Artykuł
Wszyscy jesteśmy foliarzami
Przyjąłem wszystkie dawki szczepionki, ale mam znajomych – i to często ludzi z doktoratami z nauk ścisłych – którzy tego nie zrobili. Nie są to osoby bezrozumne – raczej inaczej szacują ryzyka
Wyznawcy kultu cargo w czasie ceremonii pozorowanej na amerykańską paradę wojskową, Sulphur Bay, Vanuatu, 1 stycznia 1995 r.
Z Kamilem Kuleszą rozmawia Dariusz Koźlenko
Mamy XXI w., a wierzymy w płaską Ziemię, reptilianów, chipy w szczepionkach, urządzenia, dzięki którym można czytać nasze myśli.

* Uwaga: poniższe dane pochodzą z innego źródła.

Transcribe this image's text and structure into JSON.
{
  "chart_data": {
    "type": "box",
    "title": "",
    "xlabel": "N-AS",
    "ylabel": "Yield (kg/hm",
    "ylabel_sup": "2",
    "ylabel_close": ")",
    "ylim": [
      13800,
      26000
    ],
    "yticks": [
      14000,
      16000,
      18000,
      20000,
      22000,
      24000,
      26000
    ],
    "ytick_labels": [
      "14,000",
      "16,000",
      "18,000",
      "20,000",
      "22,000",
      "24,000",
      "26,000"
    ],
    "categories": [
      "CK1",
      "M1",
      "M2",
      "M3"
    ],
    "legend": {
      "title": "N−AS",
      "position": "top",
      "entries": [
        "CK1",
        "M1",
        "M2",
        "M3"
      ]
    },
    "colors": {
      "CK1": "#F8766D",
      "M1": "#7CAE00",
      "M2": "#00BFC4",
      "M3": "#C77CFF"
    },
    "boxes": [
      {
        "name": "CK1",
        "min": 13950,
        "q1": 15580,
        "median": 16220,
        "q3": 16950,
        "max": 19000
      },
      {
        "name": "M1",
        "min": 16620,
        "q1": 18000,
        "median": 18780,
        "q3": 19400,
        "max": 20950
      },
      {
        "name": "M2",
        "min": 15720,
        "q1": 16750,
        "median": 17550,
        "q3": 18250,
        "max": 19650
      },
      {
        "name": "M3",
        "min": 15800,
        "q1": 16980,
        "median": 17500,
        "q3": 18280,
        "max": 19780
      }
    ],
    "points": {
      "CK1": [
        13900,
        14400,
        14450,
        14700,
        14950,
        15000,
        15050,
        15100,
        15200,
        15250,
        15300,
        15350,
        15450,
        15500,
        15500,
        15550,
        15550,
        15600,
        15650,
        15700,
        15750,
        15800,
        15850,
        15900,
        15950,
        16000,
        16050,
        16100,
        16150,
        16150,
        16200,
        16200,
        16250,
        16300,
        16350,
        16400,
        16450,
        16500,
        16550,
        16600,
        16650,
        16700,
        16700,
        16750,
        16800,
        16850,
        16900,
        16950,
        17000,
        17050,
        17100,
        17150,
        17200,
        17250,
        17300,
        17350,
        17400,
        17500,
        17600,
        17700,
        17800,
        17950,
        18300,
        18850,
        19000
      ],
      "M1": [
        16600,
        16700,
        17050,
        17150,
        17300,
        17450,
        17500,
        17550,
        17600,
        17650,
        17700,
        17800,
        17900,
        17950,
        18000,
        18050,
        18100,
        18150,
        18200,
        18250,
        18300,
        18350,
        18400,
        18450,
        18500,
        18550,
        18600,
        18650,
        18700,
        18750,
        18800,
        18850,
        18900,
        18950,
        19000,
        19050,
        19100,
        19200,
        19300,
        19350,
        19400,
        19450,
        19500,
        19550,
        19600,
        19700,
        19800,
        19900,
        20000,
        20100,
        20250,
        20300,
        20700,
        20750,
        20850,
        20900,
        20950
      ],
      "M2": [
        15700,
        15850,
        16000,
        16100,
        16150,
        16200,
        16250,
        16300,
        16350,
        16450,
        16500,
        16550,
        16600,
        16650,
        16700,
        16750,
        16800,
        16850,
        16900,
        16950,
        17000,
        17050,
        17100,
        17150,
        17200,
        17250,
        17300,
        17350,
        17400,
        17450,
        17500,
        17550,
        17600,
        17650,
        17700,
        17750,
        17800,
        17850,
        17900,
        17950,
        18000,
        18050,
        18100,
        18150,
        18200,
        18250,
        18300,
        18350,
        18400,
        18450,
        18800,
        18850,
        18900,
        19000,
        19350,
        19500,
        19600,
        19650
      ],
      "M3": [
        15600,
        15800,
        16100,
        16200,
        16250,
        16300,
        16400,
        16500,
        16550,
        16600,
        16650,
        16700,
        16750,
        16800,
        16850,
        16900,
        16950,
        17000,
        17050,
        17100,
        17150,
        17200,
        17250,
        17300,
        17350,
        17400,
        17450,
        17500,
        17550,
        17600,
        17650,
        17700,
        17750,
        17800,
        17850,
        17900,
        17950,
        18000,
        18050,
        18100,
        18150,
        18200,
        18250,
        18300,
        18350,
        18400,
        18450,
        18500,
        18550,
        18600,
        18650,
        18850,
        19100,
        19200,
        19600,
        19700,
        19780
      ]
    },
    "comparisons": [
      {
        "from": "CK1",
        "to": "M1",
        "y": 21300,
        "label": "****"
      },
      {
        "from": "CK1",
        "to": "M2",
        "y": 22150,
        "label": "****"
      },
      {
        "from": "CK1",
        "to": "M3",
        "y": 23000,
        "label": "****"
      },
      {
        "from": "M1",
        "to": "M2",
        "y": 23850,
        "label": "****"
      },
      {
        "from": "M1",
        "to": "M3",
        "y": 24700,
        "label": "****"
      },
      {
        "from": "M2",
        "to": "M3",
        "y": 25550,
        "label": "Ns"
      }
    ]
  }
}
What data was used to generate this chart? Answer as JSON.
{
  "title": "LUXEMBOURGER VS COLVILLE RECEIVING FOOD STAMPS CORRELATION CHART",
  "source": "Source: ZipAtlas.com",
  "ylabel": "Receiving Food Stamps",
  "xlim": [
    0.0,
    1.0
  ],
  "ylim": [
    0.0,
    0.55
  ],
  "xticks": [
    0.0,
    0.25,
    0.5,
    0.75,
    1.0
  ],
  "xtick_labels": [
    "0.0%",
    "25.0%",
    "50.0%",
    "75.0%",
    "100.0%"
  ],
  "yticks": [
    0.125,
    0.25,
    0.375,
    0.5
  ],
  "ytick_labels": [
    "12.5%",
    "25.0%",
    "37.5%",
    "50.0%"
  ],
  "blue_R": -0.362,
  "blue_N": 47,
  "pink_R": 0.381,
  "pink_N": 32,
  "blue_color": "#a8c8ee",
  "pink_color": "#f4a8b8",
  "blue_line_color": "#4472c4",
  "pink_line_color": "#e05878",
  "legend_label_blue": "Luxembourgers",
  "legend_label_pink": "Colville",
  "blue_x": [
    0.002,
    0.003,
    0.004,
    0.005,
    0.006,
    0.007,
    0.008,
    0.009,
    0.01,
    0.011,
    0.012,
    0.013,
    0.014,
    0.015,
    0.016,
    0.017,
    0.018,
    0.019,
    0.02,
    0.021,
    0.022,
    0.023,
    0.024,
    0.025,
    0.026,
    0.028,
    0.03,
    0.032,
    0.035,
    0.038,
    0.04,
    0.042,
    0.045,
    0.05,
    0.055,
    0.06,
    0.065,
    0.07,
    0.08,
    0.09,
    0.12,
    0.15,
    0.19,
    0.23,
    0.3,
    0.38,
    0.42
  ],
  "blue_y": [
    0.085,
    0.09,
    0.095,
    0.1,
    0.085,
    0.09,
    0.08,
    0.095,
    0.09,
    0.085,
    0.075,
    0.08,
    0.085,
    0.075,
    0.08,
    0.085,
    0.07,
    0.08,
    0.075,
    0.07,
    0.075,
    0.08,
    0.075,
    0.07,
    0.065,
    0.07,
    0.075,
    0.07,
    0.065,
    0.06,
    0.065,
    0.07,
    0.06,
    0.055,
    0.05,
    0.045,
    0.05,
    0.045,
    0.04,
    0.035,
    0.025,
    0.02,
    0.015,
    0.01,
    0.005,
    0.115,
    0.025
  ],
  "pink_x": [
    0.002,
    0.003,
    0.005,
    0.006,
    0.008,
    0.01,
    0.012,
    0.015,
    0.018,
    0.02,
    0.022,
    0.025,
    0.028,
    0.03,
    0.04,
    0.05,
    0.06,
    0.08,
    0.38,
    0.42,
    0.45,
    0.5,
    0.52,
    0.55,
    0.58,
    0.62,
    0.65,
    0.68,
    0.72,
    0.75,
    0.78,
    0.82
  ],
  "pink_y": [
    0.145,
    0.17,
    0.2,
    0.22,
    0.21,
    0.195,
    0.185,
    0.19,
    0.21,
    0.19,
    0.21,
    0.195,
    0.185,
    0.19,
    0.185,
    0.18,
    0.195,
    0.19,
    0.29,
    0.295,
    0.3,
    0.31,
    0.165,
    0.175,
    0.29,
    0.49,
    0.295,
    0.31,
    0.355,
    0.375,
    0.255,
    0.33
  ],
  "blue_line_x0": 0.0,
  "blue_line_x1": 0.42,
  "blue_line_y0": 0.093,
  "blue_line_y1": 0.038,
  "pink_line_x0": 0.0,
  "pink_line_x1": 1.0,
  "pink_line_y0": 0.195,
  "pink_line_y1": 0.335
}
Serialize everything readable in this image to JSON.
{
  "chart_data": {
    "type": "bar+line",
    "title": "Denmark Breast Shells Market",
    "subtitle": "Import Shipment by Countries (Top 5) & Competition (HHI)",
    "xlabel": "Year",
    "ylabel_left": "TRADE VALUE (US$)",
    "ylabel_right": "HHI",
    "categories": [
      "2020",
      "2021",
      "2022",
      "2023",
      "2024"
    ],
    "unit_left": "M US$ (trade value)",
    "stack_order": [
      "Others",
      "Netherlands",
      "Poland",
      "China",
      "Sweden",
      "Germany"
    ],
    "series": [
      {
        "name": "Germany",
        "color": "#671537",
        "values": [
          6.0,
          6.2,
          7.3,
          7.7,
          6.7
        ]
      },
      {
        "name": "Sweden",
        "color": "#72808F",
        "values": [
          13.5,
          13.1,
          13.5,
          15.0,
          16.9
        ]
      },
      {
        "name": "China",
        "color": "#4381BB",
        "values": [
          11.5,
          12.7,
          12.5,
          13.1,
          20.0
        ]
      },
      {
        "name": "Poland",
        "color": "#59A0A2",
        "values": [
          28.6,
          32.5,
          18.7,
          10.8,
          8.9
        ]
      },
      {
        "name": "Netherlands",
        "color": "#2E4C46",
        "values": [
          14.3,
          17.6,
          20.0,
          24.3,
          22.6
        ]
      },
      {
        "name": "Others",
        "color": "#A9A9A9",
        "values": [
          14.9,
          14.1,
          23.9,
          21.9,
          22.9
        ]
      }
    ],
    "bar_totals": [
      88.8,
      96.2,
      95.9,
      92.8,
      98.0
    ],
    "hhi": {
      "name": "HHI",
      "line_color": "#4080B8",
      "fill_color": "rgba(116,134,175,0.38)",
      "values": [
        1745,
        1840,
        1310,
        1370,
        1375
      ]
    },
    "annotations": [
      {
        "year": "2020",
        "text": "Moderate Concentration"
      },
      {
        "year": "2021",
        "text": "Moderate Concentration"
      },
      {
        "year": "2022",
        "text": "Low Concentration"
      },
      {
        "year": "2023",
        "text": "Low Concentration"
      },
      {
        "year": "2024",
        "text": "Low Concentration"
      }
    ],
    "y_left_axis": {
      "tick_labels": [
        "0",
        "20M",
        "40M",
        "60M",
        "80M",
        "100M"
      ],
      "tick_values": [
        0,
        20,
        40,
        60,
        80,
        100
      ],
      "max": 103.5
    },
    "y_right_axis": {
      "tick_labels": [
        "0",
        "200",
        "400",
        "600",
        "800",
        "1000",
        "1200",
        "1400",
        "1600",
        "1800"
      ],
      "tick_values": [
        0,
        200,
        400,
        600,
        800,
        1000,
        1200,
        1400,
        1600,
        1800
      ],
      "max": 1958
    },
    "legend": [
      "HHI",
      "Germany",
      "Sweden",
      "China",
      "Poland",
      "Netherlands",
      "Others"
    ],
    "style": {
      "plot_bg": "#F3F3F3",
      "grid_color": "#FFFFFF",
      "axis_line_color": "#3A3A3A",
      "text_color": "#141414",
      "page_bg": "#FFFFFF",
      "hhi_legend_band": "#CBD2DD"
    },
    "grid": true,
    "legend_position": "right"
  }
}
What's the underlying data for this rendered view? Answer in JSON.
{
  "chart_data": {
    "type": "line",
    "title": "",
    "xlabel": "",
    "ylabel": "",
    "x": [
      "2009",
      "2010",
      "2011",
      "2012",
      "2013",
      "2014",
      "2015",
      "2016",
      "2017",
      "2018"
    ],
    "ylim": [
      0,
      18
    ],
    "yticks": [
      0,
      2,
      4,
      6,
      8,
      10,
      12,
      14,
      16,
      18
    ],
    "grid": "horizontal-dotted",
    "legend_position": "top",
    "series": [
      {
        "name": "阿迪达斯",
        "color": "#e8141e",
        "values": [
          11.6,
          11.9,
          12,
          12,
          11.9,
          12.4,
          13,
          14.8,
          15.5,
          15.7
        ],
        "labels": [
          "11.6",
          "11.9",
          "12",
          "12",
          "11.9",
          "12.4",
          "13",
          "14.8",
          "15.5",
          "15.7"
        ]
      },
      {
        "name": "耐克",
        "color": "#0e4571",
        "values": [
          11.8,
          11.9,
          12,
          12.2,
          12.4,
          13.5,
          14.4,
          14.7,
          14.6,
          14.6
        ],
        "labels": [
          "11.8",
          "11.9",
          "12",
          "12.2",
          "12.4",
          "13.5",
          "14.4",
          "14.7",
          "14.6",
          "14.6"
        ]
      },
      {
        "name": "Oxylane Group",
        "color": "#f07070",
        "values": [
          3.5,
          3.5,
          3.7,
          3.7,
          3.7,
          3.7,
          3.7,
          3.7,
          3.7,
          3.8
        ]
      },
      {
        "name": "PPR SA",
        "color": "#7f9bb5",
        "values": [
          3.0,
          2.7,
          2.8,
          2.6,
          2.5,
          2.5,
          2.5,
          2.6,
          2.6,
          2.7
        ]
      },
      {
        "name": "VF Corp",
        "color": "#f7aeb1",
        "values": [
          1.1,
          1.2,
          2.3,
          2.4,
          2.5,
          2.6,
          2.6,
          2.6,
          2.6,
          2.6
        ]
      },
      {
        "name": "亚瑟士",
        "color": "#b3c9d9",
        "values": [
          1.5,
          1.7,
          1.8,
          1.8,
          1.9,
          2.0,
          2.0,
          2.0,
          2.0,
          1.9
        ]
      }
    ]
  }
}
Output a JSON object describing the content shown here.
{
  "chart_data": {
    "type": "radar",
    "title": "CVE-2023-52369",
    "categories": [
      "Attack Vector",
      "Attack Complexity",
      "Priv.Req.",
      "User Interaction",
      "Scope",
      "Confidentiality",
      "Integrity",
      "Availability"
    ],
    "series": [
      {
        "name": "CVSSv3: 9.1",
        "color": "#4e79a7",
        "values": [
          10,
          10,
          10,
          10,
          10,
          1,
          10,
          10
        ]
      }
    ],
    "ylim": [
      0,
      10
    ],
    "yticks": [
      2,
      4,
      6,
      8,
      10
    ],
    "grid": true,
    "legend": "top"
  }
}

Czyste foliarstwo. Czy to znak naszych czasów?
W Polsce pojęcie foliarstwa jest popularne od niedawna, ale w kulturze anglosaskiej co najmniej od kilkudziesięciu lat. Tam używa się terminu „tin foil hat”. Nazwa wzięła się od kapeluszy z folii aluminiowej, które nosili ludzie wierzący w możliwość czytania myśli czy wpływania na czyjś umysł. Wyobrażano sobie, że folia skutecznie ekranuje, więc kapelusze miały izolować od tych wpływów. Powodowany ciekawością badawczą zespół z MIT postanowił sprawdzić, jak jest naprawdę. Swoją drogą chętnie przyjrzałbym się temu, jak ktoś próbuje zrealizować taki projekt, zwłaszcza wykorzystując do tego drogą aparaturę, w ramach nauki polskiej. Jestem przekonany, że szybko pomysłodawcom wybito by z głowy zajmowanie się takimi „głupotami”. Na MIT zabrakło odpowiedniego nadzoru – stosowne eksperymenty zaplanowano i przeprowadzono. Wyniki zostały opublikowane i odbiły się szerokim echem.